It is a fascinating time for privacy in the ad industry. In recent blog posts, I focused on the future of cookies, programmatic advertising, and ad fraud. Today I will present you a new chapter in the revolution of the ad industry caused by Apple and its privacy-first approach. After a year of intensive rumours, arguments, and threats, Apple introduced iOS 14.5 with a crucial change to data collection method by apps and sharing it with third-party vendors. Apple allowed customers to decide whether they want their data to be collected and shared. There is a consensus in the industry – customers overwhelmingly will say no.
What are the implications?
It means a revolution in mobile advertising. With an updated system, customers can decide if they want their Identifier for Advertisers (IDFA) to be shared with third-party vendors. It equals consent if they wish to track their activities across different apps and websites and then use it to deliver them personalised ads.
Estimations show that 0-30% of all Apple’s users will consent. It means another enormous damage for behavioural targeting after cookies’ diminishment. Advertisers will have a much more challenging task to target audiences and potential clients for ad buyers correctly. According to Forbes, iOS users are almost twice as valuable for advertisers as Android users. They spend nearly two times more on apps purchases, and they are worth more than half of the $80 billion mobile ads market.
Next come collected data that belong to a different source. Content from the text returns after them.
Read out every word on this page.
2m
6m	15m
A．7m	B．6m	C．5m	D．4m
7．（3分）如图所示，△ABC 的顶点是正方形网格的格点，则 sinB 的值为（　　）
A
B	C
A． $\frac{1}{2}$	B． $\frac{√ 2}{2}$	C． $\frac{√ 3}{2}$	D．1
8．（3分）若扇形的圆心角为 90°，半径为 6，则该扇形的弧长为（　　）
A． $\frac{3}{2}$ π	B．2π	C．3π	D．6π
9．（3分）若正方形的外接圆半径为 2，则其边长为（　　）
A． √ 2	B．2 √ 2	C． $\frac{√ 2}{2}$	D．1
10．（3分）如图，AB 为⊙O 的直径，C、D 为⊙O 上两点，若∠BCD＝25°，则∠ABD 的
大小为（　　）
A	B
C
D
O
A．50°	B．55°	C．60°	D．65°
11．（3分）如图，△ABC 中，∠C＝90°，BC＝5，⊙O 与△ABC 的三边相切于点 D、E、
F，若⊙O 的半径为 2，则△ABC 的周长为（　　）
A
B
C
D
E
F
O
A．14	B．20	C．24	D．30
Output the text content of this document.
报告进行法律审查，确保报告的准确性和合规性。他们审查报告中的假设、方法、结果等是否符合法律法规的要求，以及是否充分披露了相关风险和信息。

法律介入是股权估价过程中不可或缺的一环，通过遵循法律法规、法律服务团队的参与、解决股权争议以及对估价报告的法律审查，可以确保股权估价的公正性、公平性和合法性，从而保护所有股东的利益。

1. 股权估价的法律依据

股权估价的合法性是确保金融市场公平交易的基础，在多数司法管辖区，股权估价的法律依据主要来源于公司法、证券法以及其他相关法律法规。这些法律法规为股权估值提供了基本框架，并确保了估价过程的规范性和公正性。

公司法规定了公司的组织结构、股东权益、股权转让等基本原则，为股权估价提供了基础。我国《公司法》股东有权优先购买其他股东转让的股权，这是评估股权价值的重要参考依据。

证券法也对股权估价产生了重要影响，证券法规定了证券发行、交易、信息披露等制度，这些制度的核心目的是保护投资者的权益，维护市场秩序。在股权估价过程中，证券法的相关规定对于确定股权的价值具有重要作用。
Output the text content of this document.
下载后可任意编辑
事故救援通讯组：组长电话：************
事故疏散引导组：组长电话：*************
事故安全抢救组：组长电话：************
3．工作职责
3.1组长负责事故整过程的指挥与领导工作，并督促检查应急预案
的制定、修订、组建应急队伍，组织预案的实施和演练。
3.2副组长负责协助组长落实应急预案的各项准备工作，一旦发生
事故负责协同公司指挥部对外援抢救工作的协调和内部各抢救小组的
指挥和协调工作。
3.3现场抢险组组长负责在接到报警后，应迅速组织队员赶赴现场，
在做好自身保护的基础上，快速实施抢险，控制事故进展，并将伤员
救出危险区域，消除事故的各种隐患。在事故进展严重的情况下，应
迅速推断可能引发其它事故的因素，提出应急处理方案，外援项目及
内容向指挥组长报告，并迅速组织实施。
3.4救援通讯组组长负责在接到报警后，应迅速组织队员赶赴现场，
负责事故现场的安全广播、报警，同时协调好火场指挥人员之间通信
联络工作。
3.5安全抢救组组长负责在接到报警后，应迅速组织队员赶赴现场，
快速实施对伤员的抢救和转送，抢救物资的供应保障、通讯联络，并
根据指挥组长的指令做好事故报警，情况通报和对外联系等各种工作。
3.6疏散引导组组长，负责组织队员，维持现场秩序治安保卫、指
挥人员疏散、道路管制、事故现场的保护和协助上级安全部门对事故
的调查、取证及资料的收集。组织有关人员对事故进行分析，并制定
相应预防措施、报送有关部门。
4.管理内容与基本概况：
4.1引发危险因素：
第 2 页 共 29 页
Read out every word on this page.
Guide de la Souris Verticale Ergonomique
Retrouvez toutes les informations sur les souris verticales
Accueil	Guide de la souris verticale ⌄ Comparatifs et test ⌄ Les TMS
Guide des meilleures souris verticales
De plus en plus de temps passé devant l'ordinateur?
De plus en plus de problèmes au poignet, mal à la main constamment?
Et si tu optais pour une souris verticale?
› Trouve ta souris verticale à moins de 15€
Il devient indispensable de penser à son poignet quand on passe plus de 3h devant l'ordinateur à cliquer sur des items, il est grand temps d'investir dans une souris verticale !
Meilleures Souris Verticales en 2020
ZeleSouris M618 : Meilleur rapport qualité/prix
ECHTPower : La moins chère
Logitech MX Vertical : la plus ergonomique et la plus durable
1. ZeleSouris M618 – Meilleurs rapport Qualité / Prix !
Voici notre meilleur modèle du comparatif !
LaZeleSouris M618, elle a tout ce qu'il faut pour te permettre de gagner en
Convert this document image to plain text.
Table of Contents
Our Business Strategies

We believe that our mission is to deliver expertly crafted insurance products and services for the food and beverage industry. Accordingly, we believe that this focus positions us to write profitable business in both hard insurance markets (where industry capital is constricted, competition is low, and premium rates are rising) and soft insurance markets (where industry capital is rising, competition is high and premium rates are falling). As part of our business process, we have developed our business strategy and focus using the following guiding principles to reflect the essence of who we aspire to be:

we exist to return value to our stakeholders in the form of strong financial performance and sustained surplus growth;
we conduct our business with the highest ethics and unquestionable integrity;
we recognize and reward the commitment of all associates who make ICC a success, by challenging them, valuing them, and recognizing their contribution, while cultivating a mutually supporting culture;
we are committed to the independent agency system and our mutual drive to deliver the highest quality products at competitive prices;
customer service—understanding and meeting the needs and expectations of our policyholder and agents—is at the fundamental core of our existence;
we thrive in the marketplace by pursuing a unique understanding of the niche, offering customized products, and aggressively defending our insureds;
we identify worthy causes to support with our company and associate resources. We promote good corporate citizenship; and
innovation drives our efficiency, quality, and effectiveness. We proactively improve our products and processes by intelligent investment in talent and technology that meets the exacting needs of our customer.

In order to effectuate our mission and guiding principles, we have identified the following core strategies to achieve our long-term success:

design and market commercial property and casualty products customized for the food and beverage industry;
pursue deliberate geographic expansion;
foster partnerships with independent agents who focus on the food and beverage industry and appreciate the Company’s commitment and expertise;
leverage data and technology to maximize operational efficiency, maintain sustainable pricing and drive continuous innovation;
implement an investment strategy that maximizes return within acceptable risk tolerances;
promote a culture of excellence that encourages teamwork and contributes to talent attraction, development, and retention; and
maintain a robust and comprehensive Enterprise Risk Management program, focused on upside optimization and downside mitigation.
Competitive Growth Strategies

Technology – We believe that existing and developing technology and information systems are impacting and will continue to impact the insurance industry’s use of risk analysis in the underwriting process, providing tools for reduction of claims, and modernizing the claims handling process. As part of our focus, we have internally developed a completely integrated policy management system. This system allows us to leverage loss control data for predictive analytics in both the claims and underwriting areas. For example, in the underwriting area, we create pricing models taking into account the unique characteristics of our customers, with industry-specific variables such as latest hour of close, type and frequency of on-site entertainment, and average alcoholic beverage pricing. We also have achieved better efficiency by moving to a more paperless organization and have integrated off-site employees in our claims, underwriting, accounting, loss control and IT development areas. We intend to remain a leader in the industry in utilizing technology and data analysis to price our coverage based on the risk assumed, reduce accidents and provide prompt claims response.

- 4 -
Lack of possibility to precisely target iOS users means lower revenue for ad sellers and middle-men like DSPs. Without cookies and IDFA, it is almost impossible to collect third-party data and behaviourally target customers. What is interesting, it strongly hits Facebook and Google. A significant part of the revenue of these tech giants relies on advertising. Their abilities to target customers used to exceed competitors’ possibilities to do so. With Apple’s move, the status quo can change, and Google with Facebook might lose their advantages over rivals.
What is it all about?
It is a massive win for customer’s privacy on the Internet. But it is not only about that. Apple also offers advertising services, and with blocking IDFA, they offer unmatched first-party data about iOS users. It will result in more ad buyers using Apple’s services and increased revenue for the company. They fill two needs with one deed with an increment of their importance on the ad market and prove that their claims about the customer-first approach are valid.
Customers and Apple are winners here, but surely the advertising industry is losing. How will they fill the void after IDFA and cookies? That’s a million-dollar question. Probably we will observe the increasing importance of first-party data and contextual advertising. Is it bad? I don’t think so. There is enough data to find the necessary audience for businesses correctly. Advertisers can do it with respect to user’s privacy. The industry just needs to adopt.
The IDFA situation reminds of banning cookies firstly by Safari, which Google strongly criticised. A few months later, Google decided to do the same, and until 2022 they will eliminate third-party cookies from Chrome. Smartphones with Android will probably follow the path, and in a few months of years, they will do the same as Apple just did.